Failing to buy Shai Gilgeous-Alexander's dip in market price
I admitted being lower than most on Gilgeous-Alexander coming into the season because he suffered a Grade 2 MCL sprain right before training camp. The injury raised enough concern that it put his availability at the start of the season in doubt. As a result, his ADP dropped to the fourth round in most drafts. I'm still mad at myself for not investing at least a small percentage of shares into SGA at the discounted ADP.
The talent was never in question — it was the ambiguity around his durability and load management that I was grappling with while crafting my rankings. Between JJJ and SGA, I don't know which miss felt worse. But the days of drafting SGA that cheap are long gone, and the numbers he put up this season warrant a top-5 pick heading into '23-24.
Brook Lopez turning back the clock
When assessing my peers' preseason rankings (shoutout to Matt Lawson of Fantasy Basketball International), I was pretty close in consensus regarding the expectations for the 15-year pro.

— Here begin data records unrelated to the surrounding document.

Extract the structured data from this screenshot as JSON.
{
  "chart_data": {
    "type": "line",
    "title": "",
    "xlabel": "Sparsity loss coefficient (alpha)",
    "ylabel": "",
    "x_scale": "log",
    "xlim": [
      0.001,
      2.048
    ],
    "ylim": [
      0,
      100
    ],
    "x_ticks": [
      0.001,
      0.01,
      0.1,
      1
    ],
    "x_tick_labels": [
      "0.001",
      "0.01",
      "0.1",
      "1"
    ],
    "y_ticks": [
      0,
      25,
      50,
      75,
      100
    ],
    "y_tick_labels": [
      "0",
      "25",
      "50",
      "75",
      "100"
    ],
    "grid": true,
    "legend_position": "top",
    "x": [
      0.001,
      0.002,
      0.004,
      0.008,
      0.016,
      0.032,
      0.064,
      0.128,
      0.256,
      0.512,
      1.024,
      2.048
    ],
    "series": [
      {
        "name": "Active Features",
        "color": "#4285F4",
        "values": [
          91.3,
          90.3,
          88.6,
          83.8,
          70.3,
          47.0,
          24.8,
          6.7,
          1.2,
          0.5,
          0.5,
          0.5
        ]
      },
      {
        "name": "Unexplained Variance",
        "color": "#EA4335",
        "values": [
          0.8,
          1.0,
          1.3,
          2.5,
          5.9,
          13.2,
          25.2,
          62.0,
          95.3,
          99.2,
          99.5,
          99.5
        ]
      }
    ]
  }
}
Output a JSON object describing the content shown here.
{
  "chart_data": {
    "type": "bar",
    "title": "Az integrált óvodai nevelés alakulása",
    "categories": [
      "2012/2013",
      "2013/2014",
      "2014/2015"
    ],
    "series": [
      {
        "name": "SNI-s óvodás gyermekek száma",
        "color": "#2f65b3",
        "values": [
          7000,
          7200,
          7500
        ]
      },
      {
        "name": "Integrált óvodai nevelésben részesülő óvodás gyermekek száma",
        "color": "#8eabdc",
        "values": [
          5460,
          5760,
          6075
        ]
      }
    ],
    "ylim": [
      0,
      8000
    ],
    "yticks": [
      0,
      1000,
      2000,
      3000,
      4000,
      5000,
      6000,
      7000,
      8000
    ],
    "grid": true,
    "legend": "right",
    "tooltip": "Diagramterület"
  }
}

But it must be flagged anytime I'm off by over 100 spots in my rankings. Lopez's resurgence was a revelation this season as he ranked 22nd, his highest finish since 2015-16.
He was one of the most efficient bigs shooting the ball, knocking down 53% of his shots from the field, 37% from distance and 78% from the charity stripe. He even reminded the NBA that he's not to be played with, swatting over 2 blocks per game for the fourth time in his career.
One might call him a Tower of Terror, but I'll call him one of the best value picks of the '22-23 season. He'll be a free agent this summer, and with Mike Budenholzer gone, let's see whether Splash Mountain rides it out with the Bucks or has his sights on a new attraction.
Jalen Smith breakout? More like captivity
I predicted Smith to be one of three breakout forwards/centers this year. Big yikes. Coming into the season, he showcased enough last year and in the preseason to become a fixture of the Pacers rotation.
It didn't happen.
Instead, my man played under 20 minutes per night and was passed over by 6'5" "power forward" Aaron Nesmith. No disrespect to Nesmith because clearly, he was a better fit for the Pacers system than Smith.
Statistically speaking, it wasn't a terrible year for Smith. He averaged 9 points with 6 rebounds and almost a block per game. But, because his minutes were so erratic, he couldn't be trusted for more than a desperation injury add off of waivers throughout the season. He finished outside of the top 200 (223, to be exact).
I ranked him 71st. That's right, 71.
Looking at my peers, I was the most bullish on him and man, do I regret it. I had too many shares of him and even held onto him longer than I should have, waiting for Myles Turner to be traded. But even then, those minutes would've primarily gone to Isaiah Jackson.
It was all bad, and don't worry; Smith will not be near my top 100 for 2023-24, barring any wildly unforeseen improvements to his game.